Biosecurity and the Governance of Emerging Technology: The Role of S&T Reviews Within the BWC

A three-year project funded by the UK Economic and Social Research Council (ESRC) to investigate the process of S&T reviews within the BWC context and assess alternative proposals and options to improve this process.

Biosecurity and the Governance of Emerging Technology: The Role of Science and Technology Reviews within the Biological Weapons Convention

The 1972 Biological Weapons Convention (BWC) prohibits the acquisition or retention of biological weapons. In order to assure the purposes of the Convention are being realised, it has become an established practice for States Parties to meet every five years to review the operation of the BWC, taking into account any relevant new scientific and technological developments.

Since 1972, changes in science and technology, combined with a transformation in perceptions of security and risk, have generated questions over the extent to which the current process of reviewing developments in science and technology is fit for purpose.

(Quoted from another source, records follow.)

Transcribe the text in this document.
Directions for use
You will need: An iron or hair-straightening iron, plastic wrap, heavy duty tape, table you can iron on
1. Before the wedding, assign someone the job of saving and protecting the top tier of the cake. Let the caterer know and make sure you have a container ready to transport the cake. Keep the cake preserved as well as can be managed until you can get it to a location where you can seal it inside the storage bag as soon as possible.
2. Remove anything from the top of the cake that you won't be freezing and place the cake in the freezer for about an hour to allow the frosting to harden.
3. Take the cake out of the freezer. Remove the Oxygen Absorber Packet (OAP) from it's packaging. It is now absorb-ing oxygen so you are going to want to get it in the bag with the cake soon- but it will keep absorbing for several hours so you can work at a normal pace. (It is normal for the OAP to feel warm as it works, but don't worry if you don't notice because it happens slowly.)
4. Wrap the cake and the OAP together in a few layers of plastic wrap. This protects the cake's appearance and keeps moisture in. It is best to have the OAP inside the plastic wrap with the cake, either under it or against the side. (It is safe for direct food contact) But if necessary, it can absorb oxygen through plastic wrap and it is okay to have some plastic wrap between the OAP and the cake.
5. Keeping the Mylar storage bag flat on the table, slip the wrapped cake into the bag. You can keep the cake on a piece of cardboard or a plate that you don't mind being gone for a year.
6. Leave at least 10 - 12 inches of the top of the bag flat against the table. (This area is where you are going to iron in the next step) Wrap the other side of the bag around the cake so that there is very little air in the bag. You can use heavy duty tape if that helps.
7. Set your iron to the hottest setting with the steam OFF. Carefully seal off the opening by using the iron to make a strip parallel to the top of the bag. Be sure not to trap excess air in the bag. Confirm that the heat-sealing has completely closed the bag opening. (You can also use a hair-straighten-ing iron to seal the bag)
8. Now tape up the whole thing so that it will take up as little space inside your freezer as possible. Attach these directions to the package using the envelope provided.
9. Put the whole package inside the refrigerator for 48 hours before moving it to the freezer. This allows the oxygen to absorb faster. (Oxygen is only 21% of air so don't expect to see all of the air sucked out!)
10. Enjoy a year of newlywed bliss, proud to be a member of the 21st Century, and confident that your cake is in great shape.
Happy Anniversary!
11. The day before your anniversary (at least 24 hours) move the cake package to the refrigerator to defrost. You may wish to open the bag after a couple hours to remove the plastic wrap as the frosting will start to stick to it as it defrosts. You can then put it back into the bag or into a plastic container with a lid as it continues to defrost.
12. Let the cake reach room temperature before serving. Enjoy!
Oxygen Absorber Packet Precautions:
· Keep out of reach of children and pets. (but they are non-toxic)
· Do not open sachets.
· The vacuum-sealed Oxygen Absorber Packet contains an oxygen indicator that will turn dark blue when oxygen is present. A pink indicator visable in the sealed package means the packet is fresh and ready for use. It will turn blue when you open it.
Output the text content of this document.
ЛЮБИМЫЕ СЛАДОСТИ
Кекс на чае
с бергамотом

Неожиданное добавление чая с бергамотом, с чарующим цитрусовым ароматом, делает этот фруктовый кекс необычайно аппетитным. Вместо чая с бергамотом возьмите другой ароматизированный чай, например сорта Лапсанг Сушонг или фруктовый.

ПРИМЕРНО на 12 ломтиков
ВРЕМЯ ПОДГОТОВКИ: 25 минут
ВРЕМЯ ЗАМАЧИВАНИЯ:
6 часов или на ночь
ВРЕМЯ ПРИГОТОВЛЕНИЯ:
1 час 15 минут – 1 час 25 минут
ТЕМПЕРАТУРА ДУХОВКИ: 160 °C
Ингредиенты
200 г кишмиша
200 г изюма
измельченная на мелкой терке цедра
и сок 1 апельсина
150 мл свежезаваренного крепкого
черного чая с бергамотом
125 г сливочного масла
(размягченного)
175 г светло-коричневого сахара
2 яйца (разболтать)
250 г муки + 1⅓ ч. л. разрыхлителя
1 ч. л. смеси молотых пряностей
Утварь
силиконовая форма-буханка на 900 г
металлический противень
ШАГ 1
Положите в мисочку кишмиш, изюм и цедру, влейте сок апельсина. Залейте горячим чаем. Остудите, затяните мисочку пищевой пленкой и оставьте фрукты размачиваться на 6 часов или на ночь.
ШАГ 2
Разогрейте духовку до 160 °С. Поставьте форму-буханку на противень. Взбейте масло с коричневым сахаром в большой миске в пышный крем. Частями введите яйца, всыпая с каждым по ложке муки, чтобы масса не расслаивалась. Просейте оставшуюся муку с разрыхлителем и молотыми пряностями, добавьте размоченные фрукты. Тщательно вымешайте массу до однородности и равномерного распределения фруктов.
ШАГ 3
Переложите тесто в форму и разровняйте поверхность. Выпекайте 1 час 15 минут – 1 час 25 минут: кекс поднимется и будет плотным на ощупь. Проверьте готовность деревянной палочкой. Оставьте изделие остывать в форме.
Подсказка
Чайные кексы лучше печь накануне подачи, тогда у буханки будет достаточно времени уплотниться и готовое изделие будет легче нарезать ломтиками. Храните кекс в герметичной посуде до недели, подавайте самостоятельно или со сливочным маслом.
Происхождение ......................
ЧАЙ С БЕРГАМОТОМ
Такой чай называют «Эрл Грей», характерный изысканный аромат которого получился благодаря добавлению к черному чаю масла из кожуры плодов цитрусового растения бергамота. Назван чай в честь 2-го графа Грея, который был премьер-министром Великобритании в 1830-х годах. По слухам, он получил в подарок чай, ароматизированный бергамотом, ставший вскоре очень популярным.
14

To examine this issue, the Harvard Sussex Program on Chemical and Biological Weapons is leading a project designed to investigate the process of Science and Technology (S&T) Review within the BWC. The project seeks to understand what process is currently employed by States Parties to review S&T developments of relevance to the Convention and examines proposals and other options for improving this process, taking into consideration their technical and political feasibility in the multilateral context of the BWC. Four key questions have been identified to achieve this objective:

1. How are new scientific and technological developments of relevance to the BWC currently taken into account in the process of reviewing the operation of the Convention?

2. Does this process fulfil the requirement of assuring the purposes of the Convention are being realised?

3. What proposals and other options are available to review scientific and technological developments of relevance to the Convention?

4. Which of these proposals or other options, if any, could feasibly be employed to improve the process by which new scientific and technological developments are taken into account in the review of the operation of the Convention?

People involved in the project

The project team is Caitriona McLeish (PI) Paul Nightingale (co-I), Kai Ilchmann and James Revill.